The functional outcome according to the Modified Mayo wrist score (MMWS) modification of Green and O’Brien is encouraging compared to other studies as shown in Table 5. Twenty (87%) of the patients achieved an excellent or good outcome. It was found to be a statistically significant difference between 6 weeks and 3 months, 3 months and 6 months which shows the need for the physiotherapy, faster mobilization, and rehabilitation post-surgery. It was believed that these results were achieved partly due to an immediate and prolonged rehabilitation programme by the physiotherapists and patients extensive exercise programme and partly due to the fact that routinely wrist splinting for a longer period was not done in the majority of cases.

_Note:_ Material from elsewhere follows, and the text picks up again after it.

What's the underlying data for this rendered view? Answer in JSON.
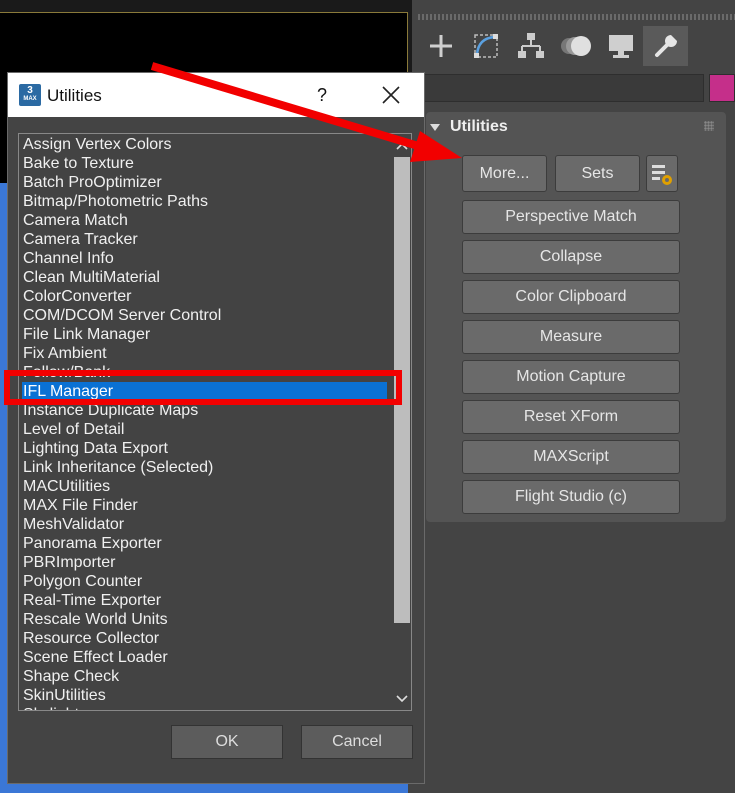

Outcome Excellent Good Fair Poor
Arora R, et al. [24] 27.19% 47.36% 20.17% 5.26%
Kenny K, et al. [25] 88% 8%    
H. Drobetz, et al. [26] 46% 22% 24% 8%
Present study 82.6% 4.34% 8.69% 4.34%

Table 5. Comparison of functional outcome according to the Modified Mayo wrist score [24-26]

The strength of the present study is that all procedures were performed in a single center by or under the supervision of two experienced surgeons; thus, the principle and concept of fixation were consistent. The follow-up evaluations were also conducted with the same group of surgeons.

Conclusion

In conclusion, distal radial intraarticular unstable fractures can be treated safely using a single direct lateral approach with benefits of having reduced incidence of nerve, artery and tendon injuries with another benefit of using this approach in case of abrasion and ecchymosis over the volar side which allows early functional mobilisation with good reproducible radiographic and clinical results.

Ethical Approval

Institutional Ethical committee approval was taken for the study (approval no. EC/10/14/932).